Doing this series I have been fortunate enough to hear and learn about being trans from some of the broadest minds I’ve ever met.
They have taught me how to fight for ones-self and will stop at nothing to be who they are.
One thing is blatantly clear to me since starting the project is how much more I have to learn beyond the social fabrication of both heterosexuality and being gay.
There is an incredibly raw, but beautiful nature to the photography – what did you want to capture?
The subjects in my images and the questions being addressed in my work are so raw in nature, unedited and in your face, it only seems fitting that the images feel just as raw and powerful.
There is always a fine line between creating an image that posses a sense of intimacy, rawness, grittiness, yet still maintains its sense of beauty and softness.

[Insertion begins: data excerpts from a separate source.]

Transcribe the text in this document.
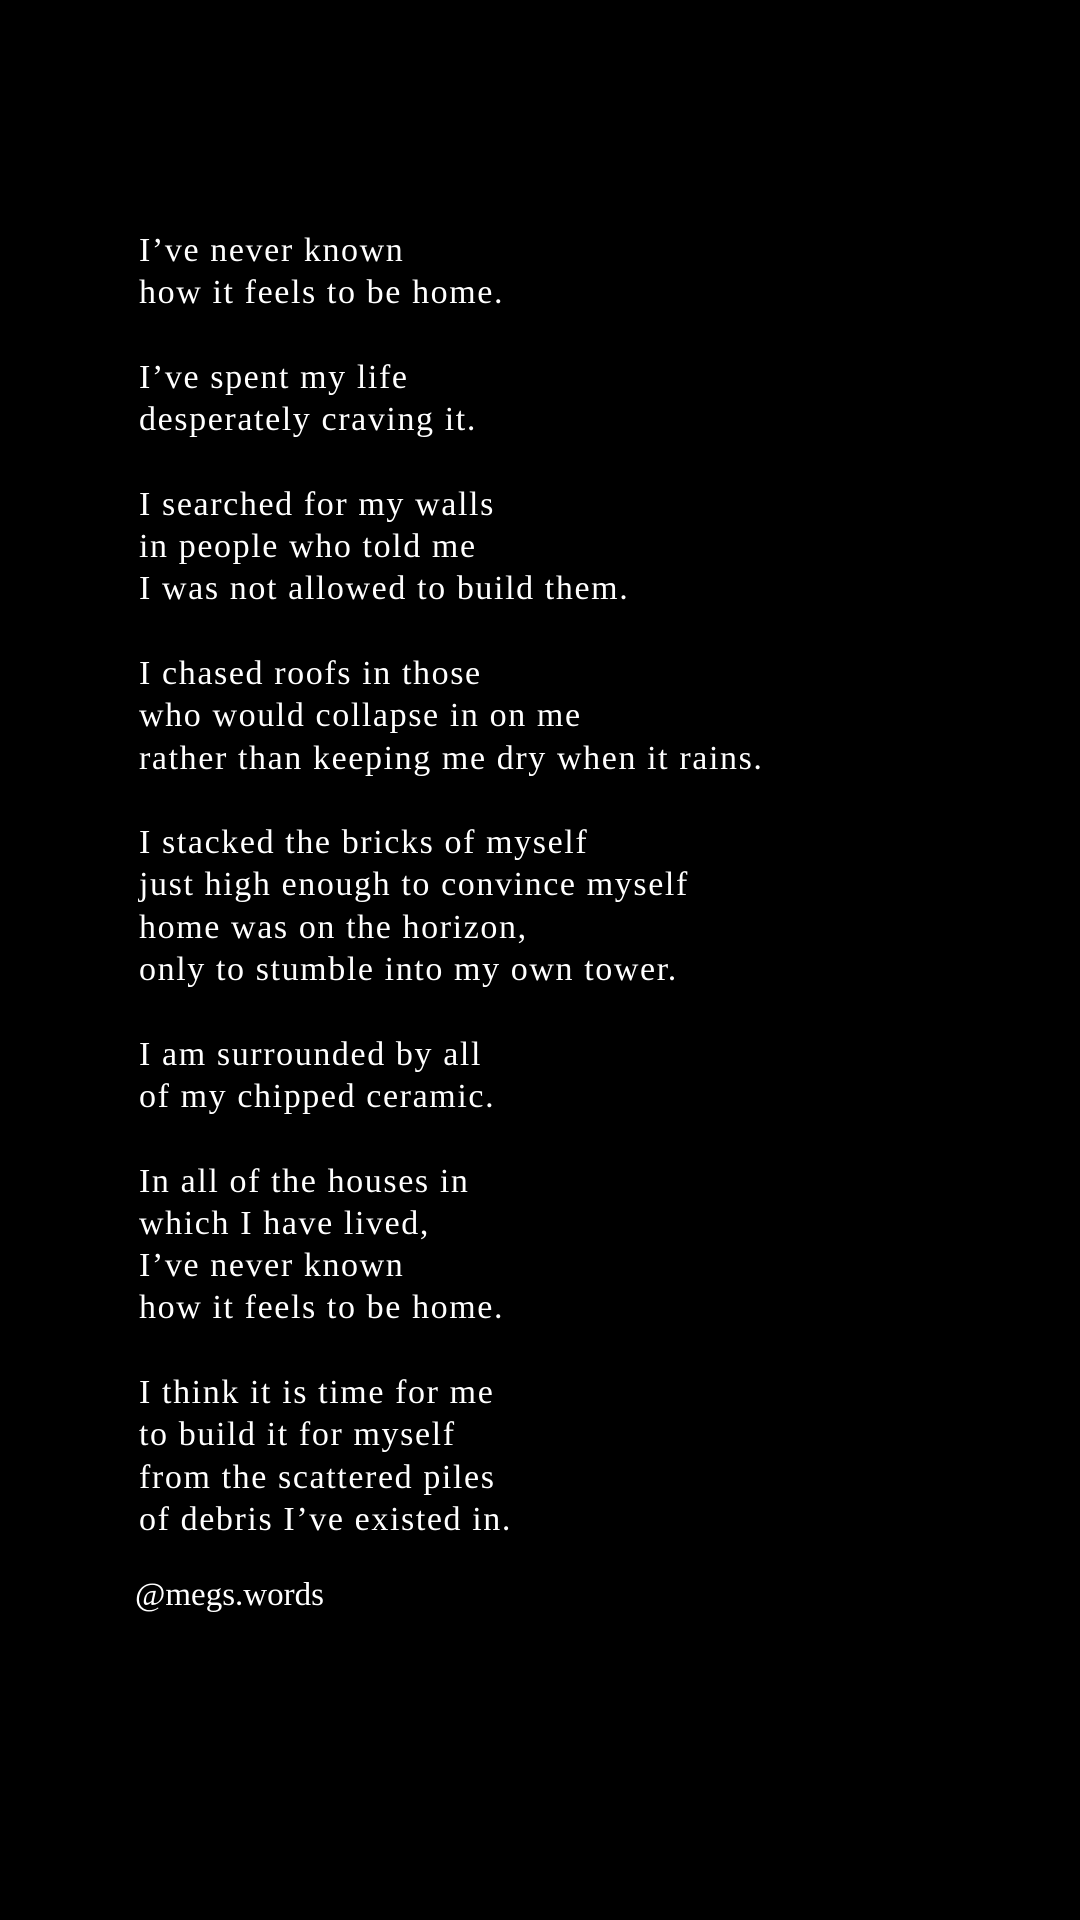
I’ve never known
how it feels to be home.
I’ve spent my life
desperately craving it.
I searched for my walls
in people who told me
I was not allowed to build them.
I chased roofs in those
who would collapse in on me
rather than keeping me dry when it rains.
I stacked the bricks of myself
just high enough to convince myself
home was on the horizon,
only to stumble into my own tower.
I am surrounded by all
of my chipped ceramic.
In all of the houses in
which I have lived,
I’ve never known
how it feels to be home.
I think it is time for me
to build it for myself
from the scattered piles
of debris I’ve existed in.
@megs.words
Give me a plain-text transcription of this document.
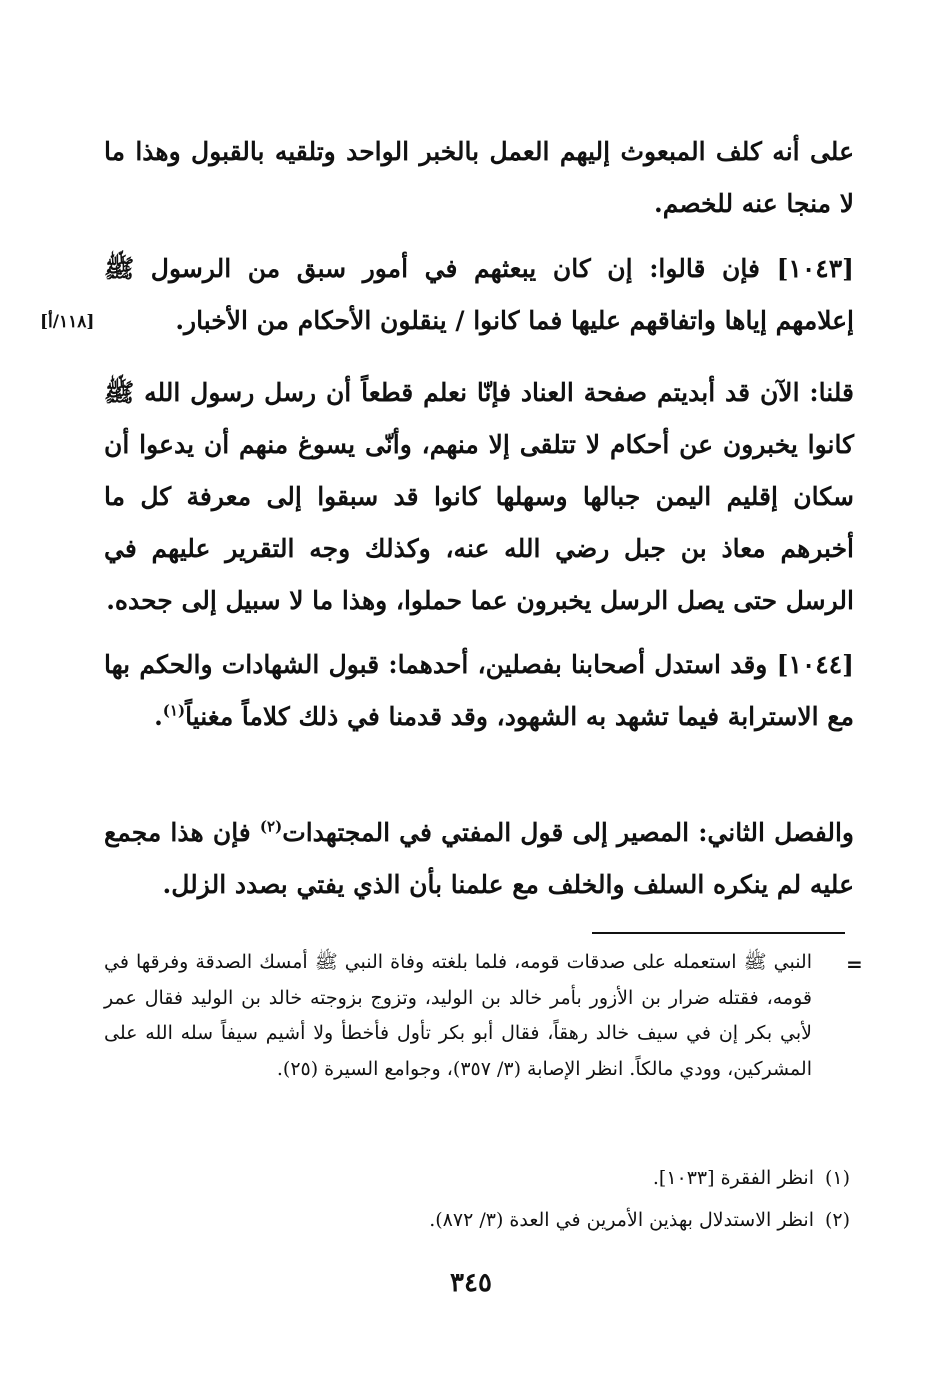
على أنه كلف المبعوث إليهم العمل بالخبر الواحد وتلقيه بالقبول وهذا ما لا منجا عنه للخصم.
[١٠٤٣] فإن قالوا: إن كان يبعثهم في أمور سبق من الرسول ﷺ إعلامهم إياها واتفاقهم عليها فما كانوا / ينقلون الأحكام من الأخبار.
[١١٨/أ]
قلنا: الآن قد أبديتم صفحة العناد فإنّا نعلم قطعاً أن رسل رسول الله ﷺ كانوا يخبرون عن أحكام لا تتلقى إلا منهم، وأنّى يسوغ منهم أن يدعوا أن سكان إقليم اليمن جبالها وسهلها كانوا قد سبقوا إلى معرفة كل ما أخبرهم معاذ بن جبل رضي الله عنه، وكذلك وجه التقرير عليهم في الرسل حتى يصل الرسل يخبرون عما حملوا، وهذا ما لا سبيل إلى جحده.
[١٠٤٤] وقد استدل أصحابنا بفصلين، أحدهما: قبول الشهادات والحكم بها مع الاسترابة فيما تشهد به الشهود، وقد قدمنا في ذلك كلاماً مغنياً$^{(١)}$.
والفصل الثاني: المصير إلى قول المفتي في المجتهدات$^{(٢)}$ فإن هذا مجمع عليه لم ينكره السلف والخلف مع علمنا بأن الذي يفتي بصدد الزلل.
=
النبي ﷺ استعمله على صدقات قومه، فلما بلغته وفاة النبي ﷺ أمسك الصدقة وفرقها في قومه، فقتله ضرار بن الأزور بأمر خالد بن الوليد، وتزوج بزوجته خالد بن الوليد فقال عمر لأبي بكر إن في سيف خالد رهقاً، فقال أبو بكر تأول فأخطأ ولا أشيم سيفاً سله الله على المشركين، وودي مالكاً. انظر الإصابة (٣/ ٣٥٧)، وجوامع السيرة (٢٥).
(١)انظر الفقرة [١٠٣٣].
(٢)انظر الاستدلال بهذين الأمرين في العدة (٣/ ٨٧٢).
٣٤٥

I tend to lean into this style of image making, and although it is a style that I’ve developed over time I find that it evokes an emotion that creates a feeling and raises questions.

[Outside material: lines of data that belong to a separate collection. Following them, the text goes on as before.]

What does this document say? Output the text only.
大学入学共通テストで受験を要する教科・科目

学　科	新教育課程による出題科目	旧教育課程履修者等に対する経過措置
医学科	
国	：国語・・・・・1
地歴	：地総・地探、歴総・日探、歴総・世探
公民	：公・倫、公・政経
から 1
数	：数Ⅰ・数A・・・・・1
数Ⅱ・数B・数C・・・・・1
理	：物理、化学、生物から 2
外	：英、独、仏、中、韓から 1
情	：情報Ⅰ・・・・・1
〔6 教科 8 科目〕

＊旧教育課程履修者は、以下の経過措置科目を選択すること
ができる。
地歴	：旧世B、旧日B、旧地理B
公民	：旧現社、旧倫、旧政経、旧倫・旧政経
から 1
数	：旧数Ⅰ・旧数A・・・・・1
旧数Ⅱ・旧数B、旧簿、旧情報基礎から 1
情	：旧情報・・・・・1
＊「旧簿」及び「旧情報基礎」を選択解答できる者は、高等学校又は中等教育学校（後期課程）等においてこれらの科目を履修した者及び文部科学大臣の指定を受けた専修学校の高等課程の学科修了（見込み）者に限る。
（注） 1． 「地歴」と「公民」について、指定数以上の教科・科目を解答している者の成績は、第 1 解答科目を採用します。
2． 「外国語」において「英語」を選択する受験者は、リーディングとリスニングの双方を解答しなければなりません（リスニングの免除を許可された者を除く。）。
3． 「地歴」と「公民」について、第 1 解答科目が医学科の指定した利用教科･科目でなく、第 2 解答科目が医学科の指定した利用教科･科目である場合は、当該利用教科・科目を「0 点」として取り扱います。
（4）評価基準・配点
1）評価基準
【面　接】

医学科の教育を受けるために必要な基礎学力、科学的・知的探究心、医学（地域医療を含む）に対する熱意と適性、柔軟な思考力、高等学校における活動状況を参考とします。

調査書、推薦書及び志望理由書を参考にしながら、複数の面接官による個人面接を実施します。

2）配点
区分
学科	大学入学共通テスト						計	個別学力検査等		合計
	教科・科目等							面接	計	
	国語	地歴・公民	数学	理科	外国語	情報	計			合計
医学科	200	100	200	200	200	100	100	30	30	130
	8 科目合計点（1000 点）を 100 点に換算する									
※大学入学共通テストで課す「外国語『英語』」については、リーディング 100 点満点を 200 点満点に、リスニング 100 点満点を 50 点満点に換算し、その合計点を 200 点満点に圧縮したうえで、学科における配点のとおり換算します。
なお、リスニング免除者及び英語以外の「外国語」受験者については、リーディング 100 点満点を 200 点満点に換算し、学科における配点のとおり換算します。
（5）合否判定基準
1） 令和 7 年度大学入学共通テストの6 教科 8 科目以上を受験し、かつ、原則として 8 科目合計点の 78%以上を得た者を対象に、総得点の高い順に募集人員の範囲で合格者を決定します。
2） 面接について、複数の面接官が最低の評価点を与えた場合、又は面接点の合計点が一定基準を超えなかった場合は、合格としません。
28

Whether it is the feeling of anger, sadness or hope, the idea is to make the viewer feel enough to ask a deliberate question, even if just to themselves.
You’re becoming well known for your photography that explores trans and gender fluid people. Why is that an important part of your art?
Although I never intended to become known for any specific kind of work, I’ve always been interested in gender identity.
Whether it was my own, my mothers, or the other women and men around me – gender roles and identities played a huge role in my life and the way I grew up.
At a certain point, when you’re thinking about an idea for a long time, and you are doing a lot of different work and trying to sort of find yourself and your artistic voice, a light goes off somewhere and something just clicks.
That is what it felt like when I started exploring trans identities.
Despite the fact I identify as a cisgender woman – I also very much identify with my masculinity. But escpecially with the idea of fighting for who I am.
That’s the way I relate to the trans experience. And it’s a way that probably most people would if they just took a moment to listen to trans people.
What was it about the model Ericka Hart that drew you to photograph them?
Ericka Hart and I have mutual friends, and it just so happened that she and her partner were willing to pose for me! I was most humbled by their interest, and it turned out to be way too much fun.
Ericka and her partner Ebony are both spectacular people. They stand for all things strong and are both fighters in every sense.
I knew that both of them would add great depth to this body of work.
Not just because of who they are but because of what they stand for.